News of a cousin choosing to leave by suicide. Feeling her torment as the love that is pouring in has released all the shadows to be felt before being released into the love. It can be overwhelming and many are choosing to take that confusion energy with them. I bless their journey and call in the angels of comfort for those left with the aching heart.
I I had a dream as a gatekeeper, ushering so many souls through a doorway to the new light. What joy! The next day, I read of the role of gatekeepers and felt the confirmation sweep through me that I have been in training for this role.
I have felt the absolute certainty that the solutions to all of our problems on this earth will abound in rapid succession. As the weight of oppression that we have lived under, lifts, we will see an explosion of creativity and joy. We are an amazing creative species! What exciting times are ahead.
I participated in a 12-12-12 event with a few other women. We took turns using drums, rattles and crystal bowls to heal what each felt arise within. I knew we were doing it on a planetary scale as the light beings and angels filled the room. We released grief, mind chatter in order to be present, shame (that was a sticky one!), judgment, and removed barriers to receiving love as well as opening to laughter and play. Wow! It was a magical, power filled evening as I could feel so much leaving the planet as the new gifts came in.
I embraced my divinity. I am no longer waiting until I am some idea of perfection. I embrace my divinity in my present state, knowing I am love. Knowing all that is less than love is now consumed by the love of my heart. I am a divine spark of my Mother/Father and I know myself as a delight in their hearts. It is a powerful knowing.

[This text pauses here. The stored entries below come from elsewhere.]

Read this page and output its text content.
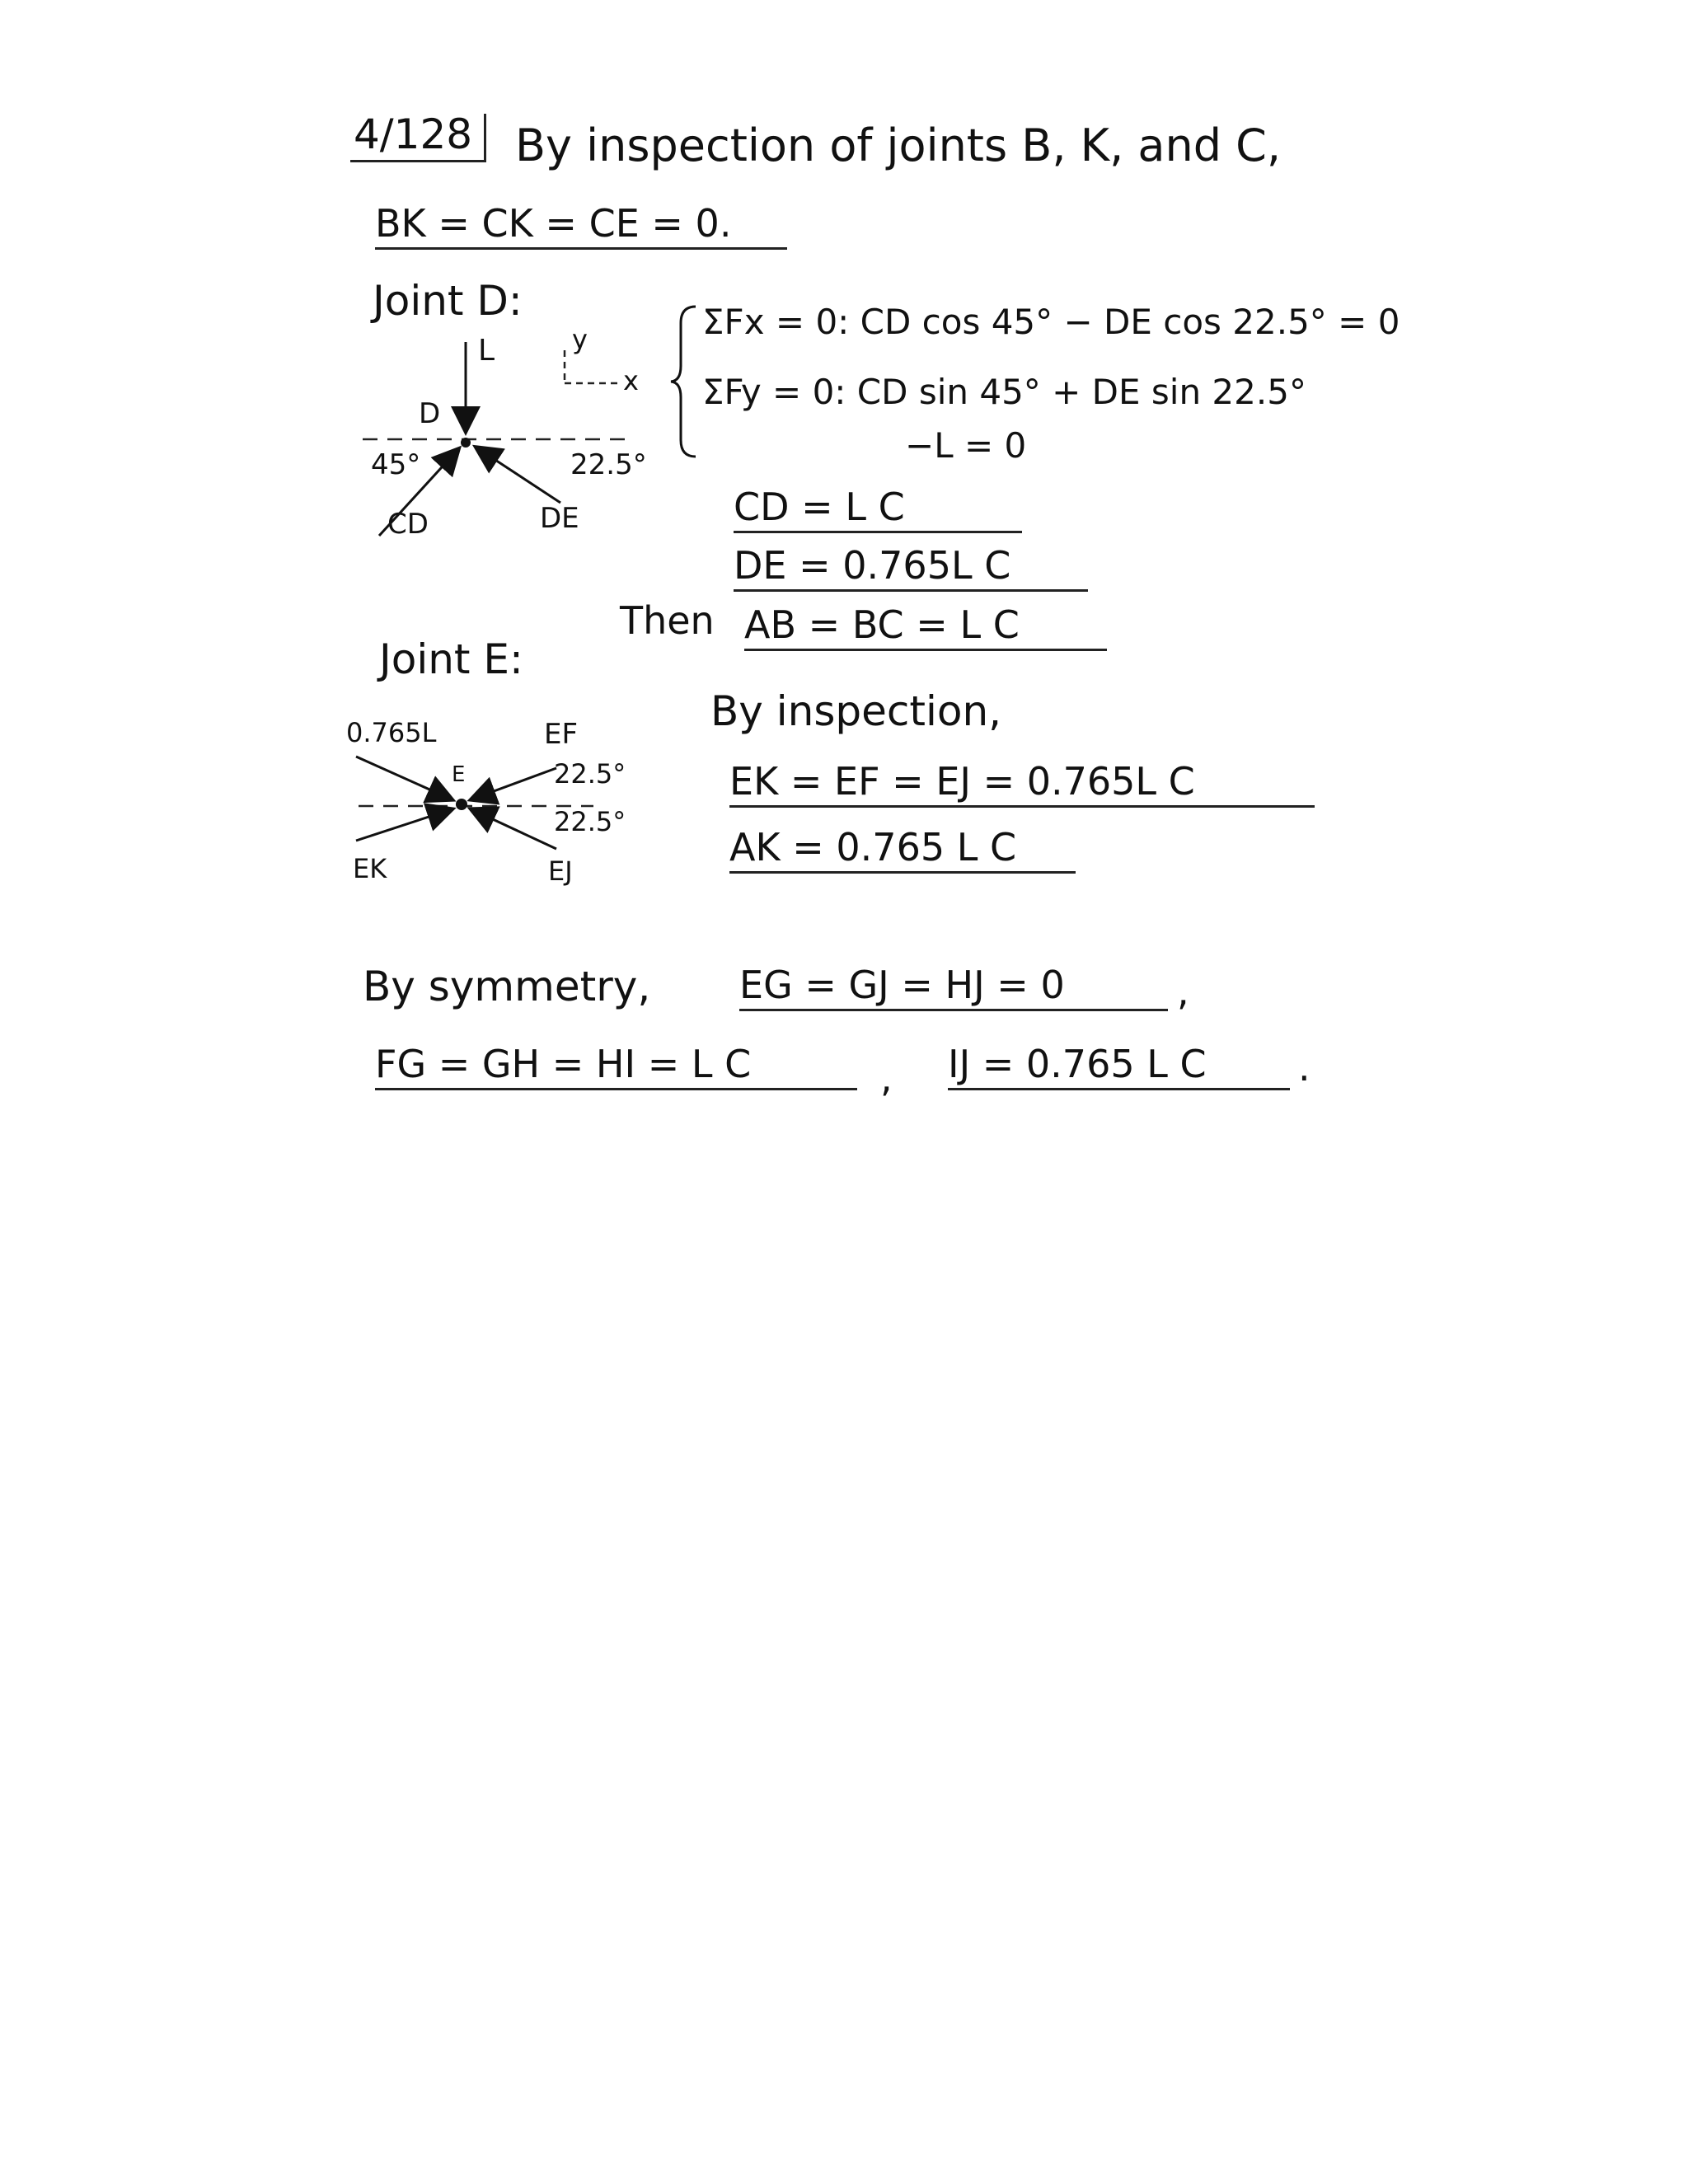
4/128 By inspection of joints B, K, and C,
BK = CK = CE = 0.
Joint D:
L
D
y
x
45°	22.5°
CD	DE
ΣFx = 0: CD cos 45° − DE cos 22.5° = 0
ΣFy = 0: CD sin 45° + DE sin 22.5°
−L = 0
CD = L C
DE = 0.765L C
Then AB = BC = L C
Joint E:
0.765L	EF
E	22.5°
22.5°
EK	EJ
By inspection,
EK = EF = EJ = 0.765L C
AK = 0.765 L C
By symmetry, EG = GJ = HJ = 0	,
FG = GH = HI = L C	, IJ = 0.765 L C	.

Truly what we do for ourselves, we do for one another. How can we not love everyone and everything!!! All works for the all……the win- win world, the highest good of all. I so love this universe we are playing in, this beautiful mother who has waited so long for her babes to be ready to move with her, our hearts that are so earnest in our desire to be the love that we are. We are co-creating the new earth now. Each moment we are being asked, what do you want? I want love. I love you and I love me and I love everyone! This year, we will experience the true meaning of Christmas as we birth the Christ in our hearts. Prepare your manger bed well for She/He cometh. May we all be blessed in this love.